Nassau County Supreme Court Justice Thomas Rademaker determined that Gov. Kathy Hochul (D) did not have the authority to enforce an indoor mask mandate in December, when she announced that she was renewing a face covering requirement for indoor locations for roughly a month.
Three weeks later, however, the state Health Department extended the requirement by two more weeks, according to The New York Times, putting it in place until Feb. 1.
Rademaker, in his ruling, said such a policy must be “tailored, necessarily related, and attached to a law that the State Legislature has passed,” according to The Wall Street Journal.
He noted that while the intentions of Hochul and state Health Commissioner Mary Bassett “appear to be well aimed squarely at doing what they believe is right to protect the citizens of New York,” they have to present their case to the state legislature, according to The Washington Post.
Democrats control both chambers of the New York legislature by large margins.
The decision is the latest setback to Democratic leaders looking to enforce mandates to mitigate the spread of COVID-19, especially as the country grapples with a spike in cases driven largely by the highly transmissible omicron variant.
The U.S. Supreme Court temporarily blocked the Biden administration’s vaccine-or-test mandate for large employers earlier this month, putting a pause on one of the president’s strategies to tame the pandemic.
Hochul on Monday vowed to fight Rademaker’s decision, writing that she disagrees with the ruling.
“My responsibility as Governor is to protect New Yorkers throughout this public health crisis, and these measures help prevent the spread of COVID-19 and save lives,” Hochul said in a statement. “We strongly disagree with this ruling, and we are pursuing every option to reverse this immediately.”

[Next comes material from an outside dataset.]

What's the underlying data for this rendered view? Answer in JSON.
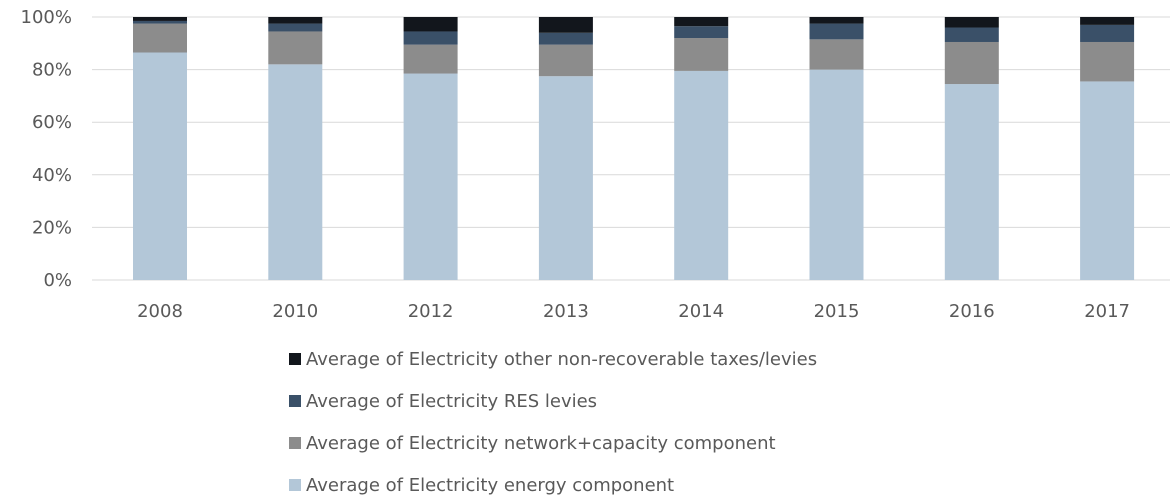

The New York State Assembly in March 2020 passed a bill that gave then-Gov. Andrew Cuomo (D) wide authority to make directives he thought were needed to respond to the COVID-19 pandemic, but the state lawmakers voted to eliminate those powers a year later, the Journal noted. The state of emergency then expired in June.
Hochul, however, declared a state of emergency in late November as COVID-19 cases were increasing alongside concern about the omicron variant.